Nicholas Fedor, president of SVA, was on the panel. After talking about his experience, he mentioned that the SVA has been a great resource for him and has helped him through his mental health as well as adapting to life outside of combat.  

“Every experience in military, it can effect everybody in a different way through anger, substance, or depression,” one veteran said. He urged the audience to go talk to someone, even if you are hesitant and scared because it is better to talk to someone than to keep all of those emotions trapped inside.  

The panel also discussed the way others can advocate or have these conversations with veterans. People do not have to walk on eggshells or avoid the subject, instead be forward and respectful because you never know what that person has been through. 

The Unrecognized Veteran Effect 

In an interview with the Carolinian, Fedor discussed how it can be hard getting help depending on the area you live in or if the VA is able to get into contact with you.   

The U.S. Department of Veterans Affairs (VA) did a study in 2020 with the findings that 6,146 veterans took their lives. According to the U.S. Census Bureau, veterans make up around 7% of the U.S. population. 

“22 a day from 7% population is that main kind of focus point…people need to realize what exactly is going on here in this nation. When it comes to other states… they are not getting the same support as they are out here…I come from Atlanta. It was absolutely horrible. I couldn’t even get anybody to return my calls …when I came up here, I actually found somebody who sat there and she walked me through the entire process,” Fedor explained.   

Fedor got out in 2018 but finally got the help he needed in 2021. He explained how this didn’t happen to just him but happens to veterans all around the nation. He calls this the “unrecognized veteran effect” where many veterans wait forever to get help or may never get the help they need. This plays a factor in the high suicide rates.  

Resources for Veterans 

“Here at Western, I feel like we got a good spread of support… but you know when it comes to medical care…mental health, just the rest of life is where we are severely having some troubles on where exactly those resources are,” said Fedor. He recommended the Asheville VA since it is one of the best across the nation.  
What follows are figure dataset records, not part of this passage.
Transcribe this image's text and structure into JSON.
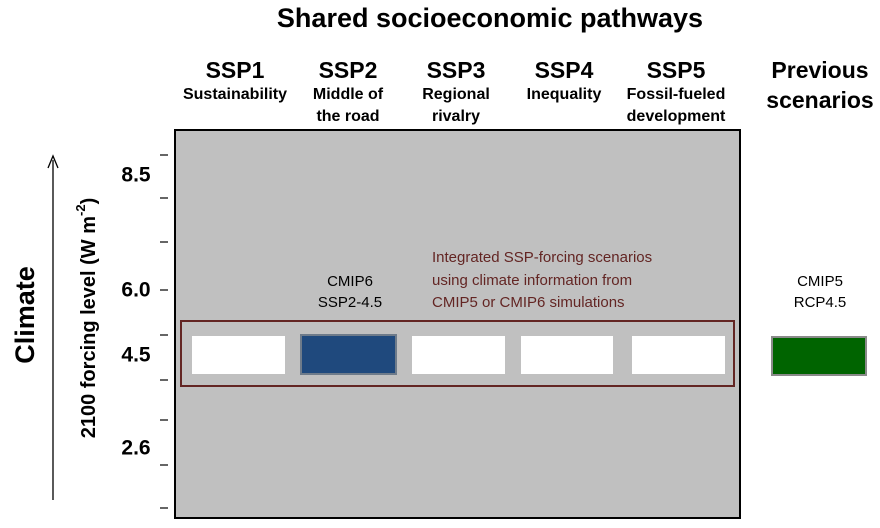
{
  "header": {
    "title": "Shared socioeconomic pathways"
  },
  "columns": [
    {
      "name": "SSP1",
      "subtitle": [
        "Sustainability"
      ]
    },
    {
      "name": "SSP2",
      "subtitle": [
        "Middle of",
        "the road"
      ]
    },
    {
      "name": "SSP3",
      "subtitle": [
        "Regional",
        "rivalry"
      ]
    },
    {
      "name": "SSP4",
      "subtitle": [
        "Inequality"
      ]
    },
    {
      "name": "SSP5",
      "subtitle": [
        "Fossil-fueled",
        "development"
      ]
    }
  ],
  "previous": {
    "name": [
      "Previous",
      "scenarios"
    ],
    "label": [
      "CMIP5",
      "RCP4.5"
    ]
  },
  "y_axis": {
    "side_label": "Climate",
    "title": "2100 forcing level (W m",
    "title_sup": "-2",
    "title_end": ")",
    "ticks": [
      "8.5",
      "6.0",
      "4.5",
      "2.6"
    ]
  },
  "highlight": {
    "label": [
      "CMIP6",
      "SSP2-4.5"
    ]
  },
  "annotation": [
    "Integrated SSP-forcing scenarios",
    "using climate information from",
    "CMIP5 or CMIP6 simulations"
  ]
}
Next, Fedor talked about military student services coordinator Briana Ford who schedules trips for people from the VA so the SVA can talk to social workers about what they can do for things like medical care and mental health. There is also the Veteran’s crisis line through the VA.  

“The other thing that I’ve really been trying to push into the club here is the ‘IGY6 mentality’ that we should have for each other,” explained Fedor. The IGY stands for “I got your” and the six is a military phrase for back, which combined means “I got your back.”  

One of the biggest tools that Fedor mentioned was relying on one another because other veterans understand the struggles and have been through similar things. In the new year, the SVA will be working on their outreach and their funding in order to have more events for student veterans.  

“We’re really trying to put ourselves… we’re here trying to make a statement saying like ‘hey we’re part of this population too and we are amongst you… we’re here in the same classes as you are whether you know it or not,” Fedor declared.